I apologize for a 72-hour outage that affected all * services: DNS, Web, Blog, etc. Everything was down from Aug 12 0436 UTC to Aug 15 0447 UTC. My services are hosted on a single server which suffered multiple fan failures, which lead to overheating of the processor, and failure of the motherboard. This is really my fault. I was intentionally running a full row of fans in the 1U chassis on 5V instead of 12V to reduce noise —no, you do not want to know where the server is hosted— and they ran fine for more than a year until that day when they stopped spinning due to expected wear and tear of the ball bearings. They are now only able to spin on 12V.

This reminds me acutely that I need to, and still want to implement the high-availability blog CMS I described in my very first post. Finally, I will stop running fans out of their voltage spec :-)


Erkki wrote: Just out of curiosity, what you think is the mechanism causing more wear to fan bearing when driving the fans with lower voltage than with PWM?

I can see only connection that the bearings wear out more, because the CFM of the fans is lower and thus cooling is worse. That means the fans draw more heat (ie. hotter air) through them, which affects the bearing more than the voltage, what I can think about.

If one silences a machine by lowering the fan throughput by whatever means, then either the fan heat exposure should be better or the machine's heat generation should be lowered as well.
16 Aug 2011 06:41 UTC

mrb wrote: I don't think the lower voltage is responsible for increasing wear and tear.

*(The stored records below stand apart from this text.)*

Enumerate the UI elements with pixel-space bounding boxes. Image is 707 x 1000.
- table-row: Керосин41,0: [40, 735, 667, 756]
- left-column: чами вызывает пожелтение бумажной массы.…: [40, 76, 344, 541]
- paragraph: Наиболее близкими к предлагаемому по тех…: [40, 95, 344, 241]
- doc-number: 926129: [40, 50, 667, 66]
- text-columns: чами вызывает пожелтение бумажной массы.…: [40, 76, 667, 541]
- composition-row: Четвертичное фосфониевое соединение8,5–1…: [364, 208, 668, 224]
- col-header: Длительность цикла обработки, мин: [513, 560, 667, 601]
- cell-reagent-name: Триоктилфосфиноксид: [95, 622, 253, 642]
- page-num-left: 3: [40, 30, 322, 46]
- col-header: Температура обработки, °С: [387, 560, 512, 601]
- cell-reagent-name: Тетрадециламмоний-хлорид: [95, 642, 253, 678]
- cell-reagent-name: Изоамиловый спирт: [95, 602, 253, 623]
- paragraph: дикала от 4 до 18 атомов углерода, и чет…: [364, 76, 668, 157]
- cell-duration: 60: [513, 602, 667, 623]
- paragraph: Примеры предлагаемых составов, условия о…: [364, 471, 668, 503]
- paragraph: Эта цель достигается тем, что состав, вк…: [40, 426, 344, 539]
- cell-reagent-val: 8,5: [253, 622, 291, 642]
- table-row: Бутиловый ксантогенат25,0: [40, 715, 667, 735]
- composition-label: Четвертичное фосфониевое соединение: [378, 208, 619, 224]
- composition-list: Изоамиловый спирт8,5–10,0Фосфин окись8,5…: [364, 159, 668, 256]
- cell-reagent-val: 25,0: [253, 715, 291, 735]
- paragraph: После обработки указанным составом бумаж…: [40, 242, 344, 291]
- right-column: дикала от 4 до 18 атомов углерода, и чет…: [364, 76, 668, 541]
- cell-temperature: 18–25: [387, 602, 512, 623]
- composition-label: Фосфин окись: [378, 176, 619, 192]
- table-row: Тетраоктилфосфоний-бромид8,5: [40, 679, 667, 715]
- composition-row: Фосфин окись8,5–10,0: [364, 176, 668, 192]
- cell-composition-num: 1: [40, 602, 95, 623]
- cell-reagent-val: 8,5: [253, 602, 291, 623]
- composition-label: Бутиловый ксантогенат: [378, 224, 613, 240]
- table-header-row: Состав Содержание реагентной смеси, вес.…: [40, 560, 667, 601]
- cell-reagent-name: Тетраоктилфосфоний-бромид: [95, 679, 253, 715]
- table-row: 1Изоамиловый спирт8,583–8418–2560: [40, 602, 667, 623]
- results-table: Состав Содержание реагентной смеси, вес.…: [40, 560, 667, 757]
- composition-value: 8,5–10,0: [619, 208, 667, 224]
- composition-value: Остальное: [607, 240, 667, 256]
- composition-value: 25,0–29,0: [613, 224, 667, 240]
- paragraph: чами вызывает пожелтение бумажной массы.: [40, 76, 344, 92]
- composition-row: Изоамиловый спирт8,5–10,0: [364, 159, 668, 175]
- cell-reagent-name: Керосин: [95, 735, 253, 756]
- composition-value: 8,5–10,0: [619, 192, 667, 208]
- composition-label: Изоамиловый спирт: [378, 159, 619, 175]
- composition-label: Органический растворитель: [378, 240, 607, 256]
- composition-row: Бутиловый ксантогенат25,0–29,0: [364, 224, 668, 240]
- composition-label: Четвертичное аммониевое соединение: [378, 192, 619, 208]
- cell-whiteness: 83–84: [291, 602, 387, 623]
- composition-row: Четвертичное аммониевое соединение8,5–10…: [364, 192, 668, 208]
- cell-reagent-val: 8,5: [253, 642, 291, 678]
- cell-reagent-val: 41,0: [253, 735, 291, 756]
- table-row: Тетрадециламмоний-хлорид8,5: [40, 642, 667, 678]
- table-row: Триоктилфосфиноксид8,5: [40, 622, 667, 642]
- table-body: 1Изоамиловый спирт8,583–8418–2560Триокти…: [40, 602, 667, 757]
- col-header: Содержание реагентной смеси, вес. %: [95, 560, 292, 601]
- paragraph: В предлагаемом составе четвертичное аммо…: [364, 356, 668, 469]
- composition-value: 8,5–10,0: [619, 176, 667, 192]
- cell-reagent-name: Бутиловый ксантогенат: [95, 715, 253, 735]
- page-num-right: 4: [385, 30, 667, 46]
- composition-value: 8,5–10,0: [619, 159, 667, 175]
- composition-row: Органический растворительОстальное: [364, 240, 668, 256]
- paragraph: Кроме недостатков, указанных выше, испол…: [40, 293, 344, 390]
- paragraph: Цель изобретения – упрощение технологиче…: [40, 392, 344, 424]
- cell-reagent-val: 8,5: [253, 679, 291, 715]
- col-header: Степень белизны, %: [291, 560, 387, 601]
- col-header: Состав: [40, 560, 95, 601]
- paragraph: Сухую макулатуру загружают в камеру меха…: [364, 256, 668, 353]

It is just that normal wear and tear slightly increased friction over time. Now 5V is not enough to overcome the friction.
17 Aug 2011 05:27 UTC

TooMeeK wrote: How does it look like?
Did it shut down when was overheating? Suppose to.
I have such problem with my switch - it's metal case and is VERY hot in very hot days...
I'm also thinking about high-availability of web,database servers and other services - I was thinking about cheap VPS :)
06 Nov 2011 23:29 UTC